中年の男悪魔は逃げようとするも待ち伏せしていた屈強な悪魔達によって取り押さえられた。


「すぐに子供達の手当てを!!」


屈強な悪魔の一人がオリアクス達に回復魔法を使い、 重症のマーラーを治すそうとするも傷口が深くなかなか塞がらない。

血がどんどん溢れてきて、 マーラーはめまいがしてきた。


悪魔に地面に寝かされた状態のオリアクスは涙を流し、 マーラーを切り付けた中年の男悪魔を睨み付けた。
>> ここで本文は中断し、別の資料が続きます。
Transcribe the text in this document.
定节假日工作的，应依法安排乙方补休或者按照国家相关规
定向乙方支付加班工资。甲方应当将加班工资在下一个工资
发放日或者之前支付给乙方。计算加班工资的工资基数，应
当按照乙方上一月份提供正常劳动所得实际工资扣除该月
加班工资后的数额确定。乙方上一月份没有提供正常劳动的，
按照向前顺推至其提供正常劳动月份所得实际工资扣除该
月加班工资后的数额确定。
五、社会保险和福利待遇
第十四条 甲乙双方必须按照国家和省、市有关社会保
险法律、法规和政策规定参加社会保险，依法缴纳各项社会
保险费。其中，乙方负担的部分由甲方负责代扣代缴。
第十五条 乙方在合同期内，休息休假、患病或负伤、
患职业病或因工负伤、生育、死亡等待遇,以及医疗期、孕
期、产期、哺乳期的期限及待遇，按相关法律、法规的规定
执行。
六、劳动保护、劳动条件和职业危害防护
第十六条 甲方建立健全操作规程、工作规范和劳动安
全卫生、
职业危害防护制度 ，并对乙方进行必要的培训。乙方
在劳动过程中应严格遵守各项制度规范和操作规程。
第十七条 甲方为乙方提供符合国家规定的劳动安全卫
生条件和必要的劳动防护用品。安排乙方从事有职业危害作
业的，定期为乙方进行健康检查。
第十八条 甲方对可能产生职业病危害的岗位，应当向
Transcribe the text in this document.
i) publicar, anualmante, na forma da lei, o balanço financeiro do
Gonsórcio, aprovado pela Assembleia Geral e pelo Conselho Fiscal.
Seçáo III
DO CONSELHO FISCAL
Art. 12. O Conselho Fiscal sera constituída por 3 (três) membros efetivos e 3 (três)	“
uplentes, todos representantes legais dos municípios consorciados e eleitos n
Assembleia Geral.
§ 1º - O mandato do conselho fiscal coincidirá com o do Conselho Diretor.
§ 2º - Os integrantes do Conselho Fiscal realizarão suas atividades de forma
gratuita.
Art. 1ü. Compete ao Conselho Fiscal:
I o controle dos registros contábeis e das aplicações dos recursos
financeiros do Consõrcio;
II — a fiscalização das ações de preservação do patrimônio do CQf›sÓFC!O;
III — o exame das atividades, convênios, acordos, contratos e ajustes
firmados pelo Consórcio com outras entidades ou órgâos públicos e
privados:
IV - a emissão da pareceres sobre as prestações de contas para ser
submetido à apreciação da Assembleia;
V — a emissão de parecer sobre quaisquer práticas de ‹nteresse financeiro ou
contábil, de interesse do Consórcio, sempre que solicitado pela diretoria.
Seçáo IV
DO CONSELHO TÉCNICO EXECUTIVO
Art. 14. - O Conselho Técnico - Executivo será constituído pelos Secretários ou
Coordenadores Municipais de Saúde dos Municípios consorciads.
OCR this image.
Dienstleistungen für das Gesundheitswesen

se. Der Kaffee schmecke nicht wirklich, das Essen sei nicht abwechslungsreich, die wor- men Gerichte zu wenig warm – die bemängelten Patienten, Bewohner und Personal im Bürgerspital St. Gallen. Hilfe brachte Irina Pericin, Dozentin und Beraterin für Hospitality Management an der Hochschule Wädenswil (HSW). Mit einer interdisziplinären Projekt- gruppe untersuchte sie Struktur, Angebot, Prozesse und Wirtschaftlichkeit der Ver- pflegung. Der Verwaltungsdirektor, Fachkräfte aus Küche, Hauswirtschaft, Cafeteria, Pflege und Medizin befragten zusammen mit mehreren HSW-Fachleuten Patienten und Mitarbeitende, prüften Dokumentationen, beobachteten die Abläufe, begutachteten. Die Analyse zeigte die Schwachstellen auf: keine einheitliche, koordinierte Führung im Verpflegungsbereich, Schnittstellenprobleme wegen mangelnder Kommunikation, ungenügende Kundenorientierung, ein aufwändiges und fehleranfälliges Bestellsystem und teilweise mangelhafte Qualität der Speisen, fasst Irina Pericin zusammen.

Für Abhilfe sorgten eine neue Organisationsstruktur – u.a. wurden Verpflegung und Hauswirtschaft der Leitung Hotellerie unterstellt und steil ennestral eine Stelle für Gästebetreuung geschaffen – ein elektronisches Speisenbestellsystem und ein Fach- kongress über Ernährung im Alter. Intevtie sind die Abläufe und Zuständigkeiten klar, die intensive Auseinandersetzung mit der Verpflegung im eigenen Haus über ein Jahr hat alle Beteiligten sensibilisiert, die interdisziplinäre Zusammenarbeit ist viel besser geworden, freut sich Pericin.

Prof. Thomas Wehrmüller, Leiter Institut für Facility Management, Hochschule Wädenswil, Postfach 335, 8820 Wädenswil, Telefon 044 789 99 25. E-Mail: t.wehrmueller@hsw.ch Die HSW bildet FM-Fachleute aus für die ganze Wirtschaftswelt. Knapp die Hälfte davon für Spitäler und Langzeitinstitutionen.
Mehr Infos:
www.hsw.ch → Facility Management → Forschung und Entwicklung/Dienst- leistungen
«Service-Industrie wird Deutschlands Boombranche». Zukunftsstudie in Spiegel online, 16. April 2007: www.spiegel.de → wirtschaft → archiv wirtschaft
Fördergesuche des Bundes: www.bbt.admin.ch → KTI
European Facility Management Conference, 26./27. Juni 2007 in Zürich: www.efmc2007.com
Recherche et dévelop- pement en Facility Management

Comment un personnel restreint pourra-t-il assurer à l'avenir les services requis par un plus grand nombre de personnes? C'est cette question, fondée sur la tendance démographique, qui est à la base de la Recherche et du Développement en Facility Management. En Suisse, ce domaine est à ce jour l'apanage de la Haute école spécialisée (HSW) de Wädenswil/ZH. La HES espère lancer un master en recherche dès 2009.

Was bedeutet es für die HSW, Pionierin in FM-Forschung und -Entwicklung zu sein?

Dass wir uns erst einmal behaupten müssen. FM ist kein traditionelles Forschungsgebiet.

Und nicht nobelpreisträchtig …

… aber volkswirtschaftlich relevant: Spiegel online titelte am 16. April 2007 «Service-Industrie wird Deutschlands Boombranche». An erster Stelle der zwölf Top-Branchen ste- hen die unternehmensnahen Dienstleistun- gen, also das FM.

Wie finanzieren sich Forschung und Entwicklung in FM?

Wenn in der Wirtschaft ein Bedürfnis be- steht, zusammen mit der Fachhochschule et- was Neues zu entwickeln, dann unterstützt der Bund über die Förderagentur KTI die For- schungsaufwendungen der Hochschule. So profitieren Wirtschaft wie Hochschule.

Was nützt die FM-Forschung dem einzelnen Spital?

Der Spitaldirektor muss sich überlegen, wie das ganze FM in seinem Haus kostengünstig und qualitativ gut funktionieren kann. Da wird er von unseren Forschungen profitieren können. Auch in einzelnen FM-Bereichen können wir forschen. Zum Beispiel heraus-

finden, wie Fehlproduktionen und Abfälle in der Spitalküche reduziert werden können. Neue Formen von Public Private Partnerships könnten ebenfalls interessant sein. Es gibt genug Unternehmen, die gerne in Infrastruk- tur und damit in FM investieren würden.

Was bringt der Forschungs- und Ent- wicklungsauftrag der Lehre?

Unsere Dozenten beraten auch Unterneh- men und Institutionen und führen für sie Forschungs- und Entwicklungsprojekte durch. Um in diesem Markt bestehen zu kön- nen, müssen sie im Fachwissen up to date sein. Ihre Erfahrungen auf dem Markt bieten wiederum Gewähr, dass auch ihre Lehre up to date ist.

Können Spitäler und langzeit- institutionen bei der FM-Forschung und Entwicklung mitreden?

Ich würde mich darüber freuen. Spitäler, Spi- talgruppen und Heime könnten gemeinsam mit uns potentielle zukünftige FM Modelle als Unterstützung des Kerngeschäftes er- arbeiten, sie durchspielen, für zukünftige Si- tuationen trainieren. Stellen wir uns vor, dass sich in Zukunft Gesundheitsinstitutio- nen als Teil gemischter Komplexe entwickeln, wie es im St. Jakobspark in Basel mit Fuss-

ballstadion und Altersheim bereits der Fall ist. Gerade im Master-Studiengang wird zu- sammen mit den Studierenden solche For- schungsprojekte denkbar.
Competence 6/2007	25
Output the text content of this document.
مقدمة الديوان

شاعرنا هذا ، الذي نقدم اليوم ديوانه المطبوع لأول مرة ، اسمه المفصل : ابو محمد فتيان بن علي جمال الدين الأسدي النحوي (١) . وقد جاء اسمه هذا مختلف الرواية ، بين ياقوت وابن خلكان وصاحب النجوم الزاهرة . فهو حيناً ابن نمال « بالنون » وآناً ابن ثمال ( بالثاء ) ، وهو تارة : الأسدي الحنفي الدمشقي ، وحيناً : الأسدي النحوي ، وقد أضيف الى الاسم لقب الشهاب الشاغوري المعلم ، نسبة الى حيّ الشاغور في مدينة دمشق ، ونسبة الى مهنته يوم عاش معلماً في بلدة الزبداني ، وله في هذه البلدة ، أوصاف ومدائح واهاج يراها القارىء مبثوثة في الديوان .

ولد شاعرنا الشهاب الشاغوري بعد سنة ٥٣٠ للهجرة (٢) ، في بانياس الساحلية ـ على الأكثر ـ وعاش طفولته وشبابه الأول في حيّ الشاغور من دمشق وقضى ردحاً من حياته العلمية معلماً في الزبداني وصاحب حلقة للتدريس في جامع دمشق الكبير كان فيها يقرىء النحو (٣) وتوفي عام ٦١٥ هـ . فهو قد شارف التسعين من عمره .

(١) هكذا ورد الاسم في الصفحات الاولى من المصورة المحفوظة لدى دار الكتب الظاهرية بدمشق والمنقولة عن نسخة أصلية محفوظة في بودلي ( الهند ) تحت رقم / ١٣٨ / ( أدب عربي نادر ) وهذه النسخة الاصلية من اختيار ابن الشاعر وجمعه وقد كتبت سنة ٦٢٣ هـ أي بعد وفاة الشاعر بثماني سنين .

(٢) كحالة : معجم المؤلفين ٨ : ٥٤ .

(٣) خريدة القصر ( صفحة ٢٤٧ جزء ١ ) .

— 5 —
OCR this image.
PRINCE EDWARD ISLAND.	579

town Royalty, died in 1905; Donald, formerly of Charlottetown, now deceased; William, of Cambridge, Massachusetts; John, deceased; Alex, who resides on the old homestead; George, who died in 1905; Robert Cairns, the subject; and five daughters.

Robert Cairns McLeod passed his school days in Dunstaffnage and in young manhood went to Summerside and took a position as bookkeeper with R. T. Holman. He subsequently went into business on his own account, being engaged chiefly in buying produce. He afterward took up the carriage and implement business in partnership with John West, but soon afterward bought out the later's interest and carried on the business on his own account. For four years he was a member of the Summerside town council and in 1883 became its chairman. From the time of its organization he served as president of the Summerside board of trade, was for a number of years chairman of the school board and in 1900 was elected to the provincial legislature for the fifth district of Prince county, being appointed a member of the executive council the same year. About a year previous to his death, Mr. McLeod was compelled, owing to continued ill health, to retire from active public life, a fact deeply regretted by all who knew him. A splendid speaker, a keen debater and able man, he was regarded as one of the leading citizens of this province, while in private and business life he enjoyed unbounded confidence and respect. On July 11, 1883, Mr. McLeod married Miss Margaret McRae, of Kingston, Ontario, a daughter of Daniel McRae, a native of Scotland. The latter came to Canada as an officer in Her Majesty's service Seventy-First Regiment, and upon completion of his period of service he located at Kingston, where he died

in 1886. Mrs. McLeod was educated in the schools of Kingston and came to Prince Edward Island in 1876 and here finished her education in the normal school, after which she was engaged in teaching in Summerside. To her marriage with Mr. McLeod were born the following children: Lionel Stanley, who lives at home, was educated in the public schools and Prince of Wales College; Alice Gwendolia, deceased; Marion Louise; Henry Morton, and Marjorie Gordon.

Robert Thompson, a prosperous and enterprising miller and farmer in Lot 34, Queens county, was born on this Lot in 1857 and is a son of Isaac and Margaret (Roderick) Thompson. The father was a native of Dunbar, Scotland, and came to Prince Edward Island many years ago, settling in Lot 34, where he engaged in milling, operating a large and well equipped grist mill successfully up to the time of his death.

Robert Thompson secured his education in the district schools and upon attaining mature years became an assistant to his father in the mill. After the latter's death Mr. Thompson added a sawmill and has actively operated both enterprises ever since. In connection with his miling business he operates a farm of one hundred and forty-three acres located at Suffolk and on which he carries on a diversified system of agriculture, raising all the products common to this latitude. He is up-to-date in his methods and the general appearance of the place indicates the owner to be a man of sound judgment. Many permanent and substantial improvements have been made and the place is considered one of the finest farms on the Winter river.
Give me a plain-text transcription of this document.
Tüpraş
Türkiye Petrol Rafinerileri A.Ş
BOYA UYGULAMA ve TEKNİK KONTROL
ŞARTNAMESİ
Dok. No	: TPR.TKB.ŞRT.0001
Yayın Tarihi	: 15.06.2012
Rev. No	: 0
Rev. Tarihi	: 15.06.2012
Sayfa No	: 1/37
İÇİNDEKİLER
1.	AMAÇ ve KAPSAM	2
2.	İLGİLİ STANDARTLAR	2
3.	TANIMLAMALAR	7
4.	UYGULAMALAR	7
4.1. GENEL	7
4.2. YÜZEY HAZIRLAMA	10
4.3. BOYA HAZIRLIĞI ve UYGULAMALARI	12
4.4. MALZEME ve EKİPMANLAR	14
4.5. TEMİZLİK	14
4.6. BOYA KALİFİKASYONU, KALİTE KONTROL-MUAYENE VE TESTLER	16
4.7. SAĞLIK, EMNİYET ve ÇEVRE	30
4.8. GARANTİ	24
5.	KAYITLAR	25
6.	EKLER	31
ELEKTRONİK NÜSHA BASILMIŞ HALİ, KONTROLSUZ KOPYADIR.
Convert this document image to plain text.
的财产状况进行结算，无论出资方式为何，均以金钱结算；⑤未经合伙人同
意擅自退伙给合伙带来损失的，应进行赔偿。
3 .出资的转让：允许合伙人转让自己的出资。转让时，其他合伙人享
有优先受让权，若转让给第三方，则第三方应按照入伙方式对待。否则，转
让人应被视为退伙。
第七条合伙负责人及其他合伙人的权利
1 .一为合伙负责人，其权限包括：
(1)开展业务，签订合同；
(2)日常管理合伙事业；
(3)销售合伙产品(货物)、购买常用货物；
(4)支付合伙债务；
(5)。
その顔は逆光により見えず、 背中には羽根があったため、 オリアクスは天使の仕業と思っていた。


マーラーは意識を失うとぐったりとしている。


「心臓、 停止しました!!」


悪魔が大きな声で叫ぶとオリアクスは声を絞りだした。


「マーラー!!」


「大丈夫だ!! 友達はきっと助かる!!」


オリアクスの手当てをしていた悪魔が声をかける。


マーラーの心臓に回復魔法を当てる屈強な悪魔だったが、 ピクリとも動かないマーラーを見て顔が青ざめていた。


「死亡……確認しました」


「───っ!!?」



───


オリアクスは羅奈を見るとこう呟いた。


「アイツに似ているな。……考え方も意思の強さも」


「……誰のことかしら?」


「マーラーという悪魔だ。まぁ、絶斬ゼツキの所有者には関係ないことか」


「そうね」


羅奈は絶斬ゼツキを構えるとこう言った。


「どうする? このまま戦う?」


羅奈の表情はためらい気味だ。


オリアクスはマーラーについて思うところがあるようで、息を吐くと言葉を発した。


「今日のところはやめておく。次に会う時は容赦しない」


「……」


オリアクスはそう言えば人差し指を地面につけると魔法陣を発動させて天界へと帰るのだった。


「ラグリス。無事でいてね」


羅奈はラグリスを探しに向かった。